Aber das, was Sie heute hier vorlegen und was wir ein zweites Mal diskutieren, ist vor allem wieder eine etwas großspurige Ankündigung, dieses Ziel erreichen zu wollen. Im operativen Konzept ist zwar ein nächster Schritt dorthin festgelegt, aber es ist noch kein verbindlicher Fahrplan in Aussicht gestellt, wie man dieses Ziel wirklich erreichen kann.

(Zuruf der Abg. Ursula Lazarus CDU)

Es ist schade, Frau Lazarus, dass der beherzte Herr Rau es jetzt in seiner neuen Rolle als Minister nicht schafft, einen verbindlichen Fahrplan vorzulegen;

(Zuruf der Abg. Heiderose Berroth FDP/DVP)

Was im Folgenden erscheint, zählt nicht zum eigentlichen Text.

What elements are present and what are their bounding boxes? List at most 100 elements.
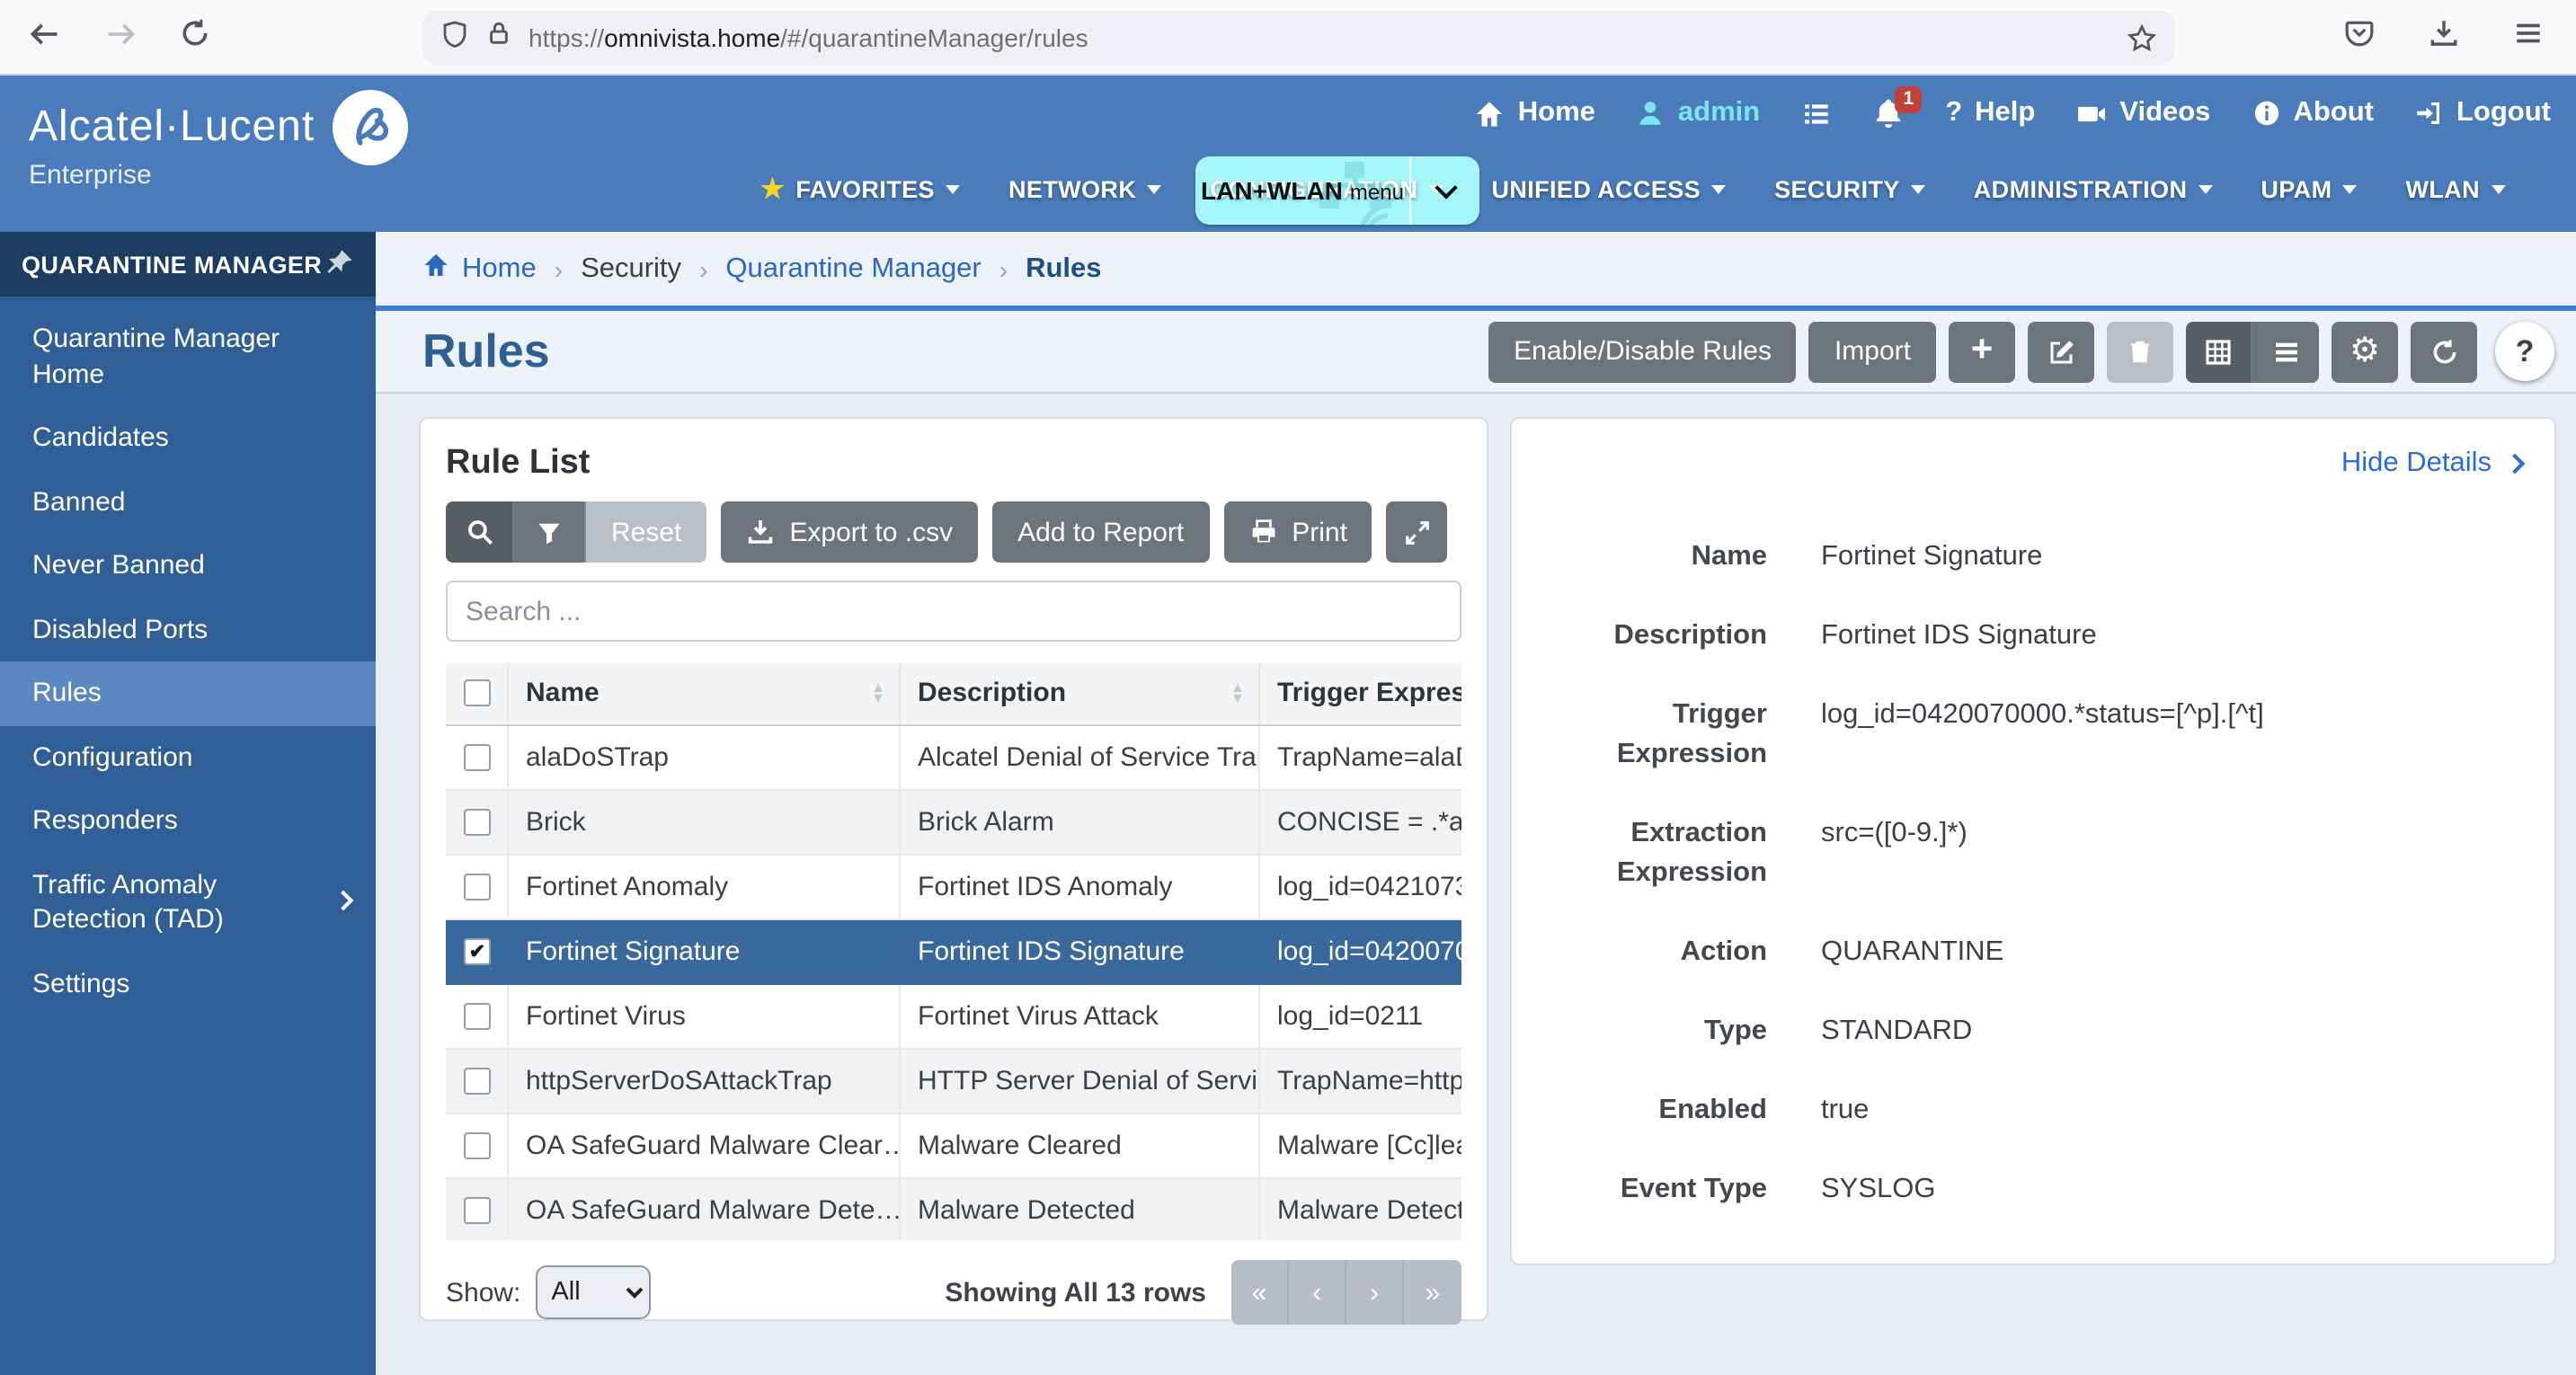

denn es geht nicht um Beträge, die man dem Haushalt sozusagen entlocken muss, sondern es geht um Verbindlichkeit gegenüber einem wichtigen Partner in unserem Bildungssystem. Wann, wenn nicht heute, sind die finanziellen Voraussetzungen denn so, dass es möglich wäre, einen verbindlichen Fahrplan aufzustellen?

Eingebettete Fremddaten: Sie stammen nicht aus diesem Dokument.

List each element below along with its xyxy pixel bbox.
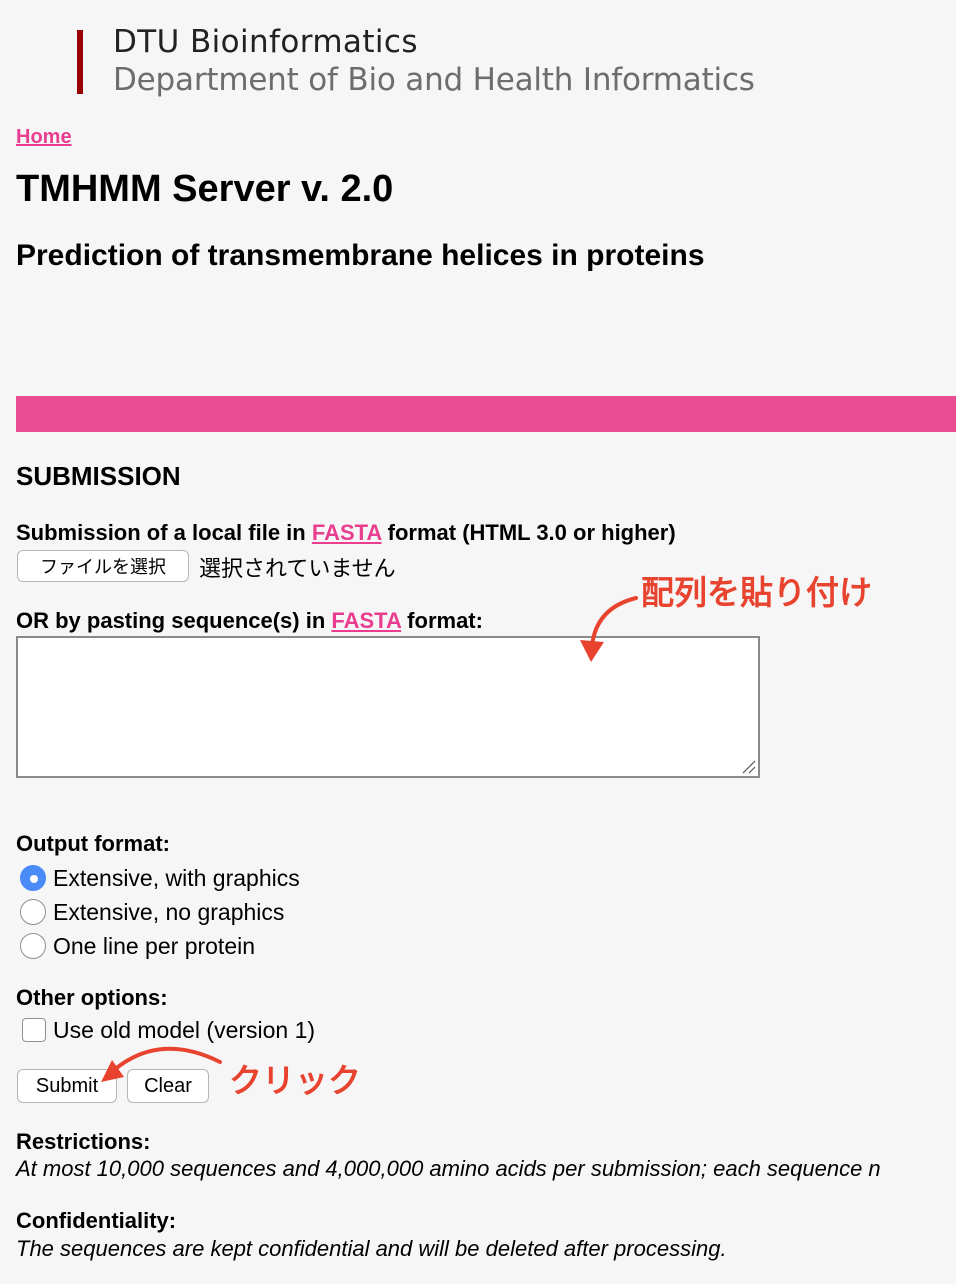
submission-heading: SUBMISSION [16,461,181,491]
file-upload-label: Submission of a local file in FASTA form… [16,520,676,546]
logo-subtitle: Department of Bio and Health Informatics [113,62,755,98]
sequence-textarea[interactable] [16,636,760,778]
choose-file-button[interactable]: ファイルを選択 [17,550,189,582]
output-option-one-line[interactable]: One line per protein [20,931,255,961]
file-label-prefix: Submission of a local file in [16,520,312,545]
submit-button[interactable]: Submit [17,1069,117,1103]
option-label: Extensive, with graphics [53,864,300,891]
section-divider-bar [16,396,956,432]
page-title: TMHMM Server v. 2.0 [16,168,394,210]
radio-button-checked[interactable] [20,865,46,891]
confidentiality-label: Confidentiality: [16,1208,177,1233]
clear-button[interactable]: Clear [127,1069,209,1103]
fasta-link[interactable]: FASTA [312,520,382,545]
paste-label-prefix: OR by pasting sequence(s) in [16,608,332,633]
restrictions-text-clip: At most 10,000 sequences and 4,000,000 a… [0,1150,956,1190]
fasta-link[interactable]: FASTA [331,608,401,633]
paste-label-suffix: format: [401,608,483,633]
old-model-label: Use old model (version 1) [53,1016,316,1043]
resize-grip-icon[interactable] [740,758,756,774]
old-model-option[interactable]: Use old model (version 1) [22,1015,315,1045]
confidentiality-text: The sequences are kept confidential and … [16,1236,727,1261]
file-status-text: 選択されていません [199,557,396,582]
radio-button[interactable] [20,933,46,959]
file-label-suffix: format (HTML 3.0 or higher) [381,520,676,545]
old-model-checkbox[interactable] [22,1018,46,1042]
other-options-label: Other options: [16,985,168,1010]
option-label: One line per protein [53,932,256,959]
breadcrumb-home-link[interactable]: Home [16,126,72,149]
page-subtitle: Prediction of transmembrane helices in p… [16,239,705,272]
dtu-logo-bar [77,30,83,94]
radio-button[interactable] [20,899,46,925]
output-option-extensive-no-graphics[interactable]: Extensive, no graphics [20,897,284,927]
output-option-extensive-graphics[interactable]: Extensive, with graphics [20,863,300,893]
paste-annotation-text: 配列を貼り付け [641,573,872,612]
logo-title: DTU Bioinformatics [113,24,418,60]
option-label: Extensive, no graphics [53,898,285,925]
paste-sequence-label: OR by pasting sequence(s) in FASTA forma… [16,608,483,634]
restrictions-text: At most 10,000 sequences and 4,000,000 a… [16,1156,881,1181]
output-format-label: Output format: [16,831,170,856]
click-annotation-text: クリック [229,1061,361,1100]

(Beifall bei der SPD und Abgeordneten der Grü- nen)

So bleibt unsere Vermutung, dass man doch nur einen weiteren Pflichtpunkt der Koalitionsvereinbarungen zwischen FDP/DVP und CDU abarbeiten wollte; denn man hat leider eben nicht beherzt dieses Thema ganz abgearbeitet, sondern

begibt sich zwar weiter in Kleckerlesschritten auf den richtigen Weg, kommt aber nicht ganz bis zum Ziel.

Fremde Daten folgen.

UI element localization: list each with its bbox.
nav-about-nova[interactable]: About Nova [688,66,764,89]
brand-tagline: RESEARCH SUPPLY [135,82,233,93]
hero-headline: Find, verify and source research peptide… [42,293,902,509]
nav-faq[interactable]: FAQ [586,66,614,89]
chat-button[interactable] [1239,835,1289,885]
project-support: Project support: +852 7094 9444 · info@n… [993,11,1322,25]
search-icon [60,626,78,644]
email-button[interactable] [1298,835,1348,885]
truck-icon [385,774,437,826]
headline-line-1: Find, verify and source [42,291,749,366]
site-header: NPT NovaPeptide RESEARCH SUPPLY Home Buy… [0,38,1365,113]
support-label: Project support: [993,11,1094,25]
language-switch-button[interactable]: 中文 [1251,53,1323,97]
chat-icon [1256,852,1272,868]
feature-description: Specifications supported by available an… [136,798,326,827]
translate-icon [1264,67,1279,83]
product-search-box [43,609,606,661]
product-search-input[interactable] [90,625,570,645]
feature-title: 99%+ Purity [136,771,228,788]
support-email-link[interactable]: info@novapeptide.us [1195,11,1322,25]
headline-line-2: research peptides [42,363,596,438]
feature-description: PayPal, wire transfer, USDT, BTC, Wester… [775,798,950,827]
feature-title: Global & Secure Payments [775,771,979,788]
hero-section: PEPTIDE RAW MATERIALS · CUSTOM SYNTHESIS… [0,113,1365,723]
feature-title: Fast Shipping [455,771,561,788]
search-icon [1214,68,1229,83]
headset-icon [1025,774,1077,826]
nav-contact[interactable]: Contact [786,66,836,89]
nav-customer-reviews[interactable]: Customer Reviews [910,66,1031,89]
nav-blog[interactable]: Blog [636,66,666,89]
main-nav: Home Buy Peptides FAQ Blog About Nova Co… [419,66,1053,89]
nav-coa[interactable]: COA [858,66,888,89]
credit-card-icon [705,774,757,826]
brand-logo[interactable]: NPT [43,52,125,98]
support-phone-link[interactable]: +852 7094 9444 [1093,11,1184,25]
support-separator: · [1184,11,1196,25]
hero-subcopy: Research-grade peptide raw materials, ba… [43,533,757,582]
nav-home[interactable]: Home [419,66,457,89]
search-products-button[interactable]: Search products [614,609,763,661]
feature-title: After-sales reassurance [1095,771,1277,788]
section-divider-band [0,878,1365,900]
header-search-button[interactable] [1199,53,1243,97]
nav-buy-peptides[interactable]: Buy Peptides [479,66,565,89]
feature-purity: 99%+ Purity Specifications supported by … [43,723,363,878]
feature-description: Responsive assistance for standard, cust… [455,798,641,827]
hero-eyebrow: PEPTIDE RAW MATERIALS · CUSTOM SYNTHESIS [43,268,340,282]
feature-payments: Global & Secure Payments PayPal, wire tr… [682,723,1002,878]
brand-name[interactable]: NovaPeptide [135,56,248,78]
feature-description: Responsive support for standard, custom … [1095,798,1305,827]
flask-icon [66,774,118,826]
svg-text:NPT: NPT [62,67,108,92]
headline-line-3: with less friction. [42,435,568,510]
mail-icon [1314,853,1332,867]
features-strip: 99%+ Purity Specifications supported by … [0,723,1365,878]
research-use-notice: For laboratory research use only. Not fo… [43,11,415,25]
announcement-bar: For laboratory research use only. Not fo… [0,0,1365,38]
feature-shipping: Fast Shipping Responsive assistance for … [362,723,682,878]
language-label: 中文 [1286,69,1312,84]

Warum ist das so schade? Ich habe es schon angedeutet: Die Schulen in freier Trägerschaft sind wichtige Partner in unserem Bildungswesen. Sie übernehmen für den Staat Aufgaben der Bildungspolitik, Aufgaben der Erziehung, Aufgaben der Betreuung. Wir haben uns ja in einem großen Konsens darauf geeinigt, dass dies mit mindestens 80 % kompensiert gehört. Darüber hinaus werden doch noch sehr viele weitere Anteile von Eltern, von Sponsoren und anderen wohlhabenden Menschen oder in Form von Stiftungen aller Art erbracht. Da gehört es sich einfach, dass wir die nächstbeste Gelegenheit nutzen, die uns finanztechnisch möglich ist, um auf den Fördersatz von 80 % zu kommen.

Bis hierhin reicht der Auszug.